EGU Blogs

Geology Photo of the Week #24

The photo of the week is one that I took in November on my glacial sedimentology class trip to the Buckingham sand pit and at first glance it looks pretty boring. Nothing could be further from the truth though when you consider the implications of this lonely old block sitting al by itself in these sand beds. Also, my apologies for not including a scale. You’ll just have to take my word for it that this block was around 30 cm long and 15 cm high.

This block is called a dropstone. Dropstones are a glacial feature that occur when a stone that is incorporated into an iceberg or ice sheet falls out as it melts, the block settles through the water column and lands on the sediment beneath. The sediment continues to deposit and covers the stone. Because of the block the sand beds warp and deform around the shape of the stone as you can see in the picture. Dropstones are a smoking gun for indicating a marine or lacustrine environment since they can only be deposited in water. In this case the glacier, which was located nearby, was flowing into a large pro-glacial lake called glacial lake Champlain and deposited a huge amount of sand and clay in the Ottawa region as well as numerous dropstones.

A beautiful dropstone in the Buckingham sandpit, Buckingham, Quebec. (Photo: Matt Herod)

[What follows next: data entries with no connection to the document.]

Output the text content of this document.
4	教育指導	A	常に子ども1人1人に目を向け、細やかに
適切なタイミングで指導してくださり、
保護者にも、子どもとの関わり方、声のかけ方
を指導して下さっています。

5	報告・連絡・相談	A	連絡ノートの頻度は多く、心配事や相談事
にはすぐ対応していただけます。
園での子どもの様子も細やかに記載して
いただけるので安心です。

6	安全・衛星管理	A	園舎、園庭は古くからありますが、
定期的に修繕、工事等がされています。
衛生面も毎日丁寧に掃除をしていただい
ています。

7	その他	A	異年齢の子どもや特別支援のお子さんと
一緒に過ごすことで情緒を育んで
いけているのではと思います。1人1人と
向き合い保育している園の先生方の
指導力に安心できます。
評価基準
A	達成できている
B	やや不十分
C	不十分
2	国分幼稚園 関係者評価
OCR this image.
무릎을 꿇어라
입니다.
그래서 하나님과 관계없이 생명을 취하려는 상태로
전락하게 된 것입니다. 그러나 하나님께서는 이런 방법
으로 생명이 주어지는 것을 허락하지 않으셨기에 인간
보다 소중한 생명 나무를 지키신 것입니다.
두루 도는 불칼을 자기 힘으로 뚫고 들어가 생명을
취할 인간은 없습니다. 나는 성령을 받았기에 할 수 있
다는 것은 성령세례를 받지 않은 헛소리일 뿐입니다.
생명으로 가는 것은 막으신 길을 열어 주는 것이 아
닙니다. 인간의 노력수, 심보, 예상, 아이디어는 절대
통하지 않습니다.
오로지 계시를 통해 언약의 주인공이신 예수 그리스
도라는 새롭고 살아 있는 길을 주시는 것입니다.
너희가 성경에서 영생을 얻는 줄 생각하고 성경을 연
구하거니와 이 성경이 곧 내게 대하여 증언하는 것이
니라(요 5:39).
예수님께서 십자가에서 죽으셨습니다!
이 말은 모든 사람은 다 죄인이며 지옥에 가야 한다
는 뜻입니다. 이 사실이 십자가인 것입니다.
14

Matt Herod is a Ph.D Candidate in the Department of Earth Sciences at the University of Ottawa in Ontario, Canada. His research focuses on the geochemistry of iodine and the radioactive isotope iodine-129. His work involves characterizing the cycle and sources of 129I in the Canadian Arctic and applying this to long term radioactive waste disposal and the effect of Fukushima fallout. His project includes field work and lab work at the André E. Lalonde 3MV AMS Laboratory. Matt blogs about any topic in geology that interests him, and attempts to make these topics understandable to everyone. Tweets as @GeoHerod.


  1. I found one of these in central, NH last year. You can see my image here

    I’m just an amateur but I love unusual rocks.

    • Thanks for the comment and the picture. Geology is a great science because it is not exclusive to those of us at universities. I started out as an amateur and all of my early geology mentors were also amateurs. Happy sleuthing!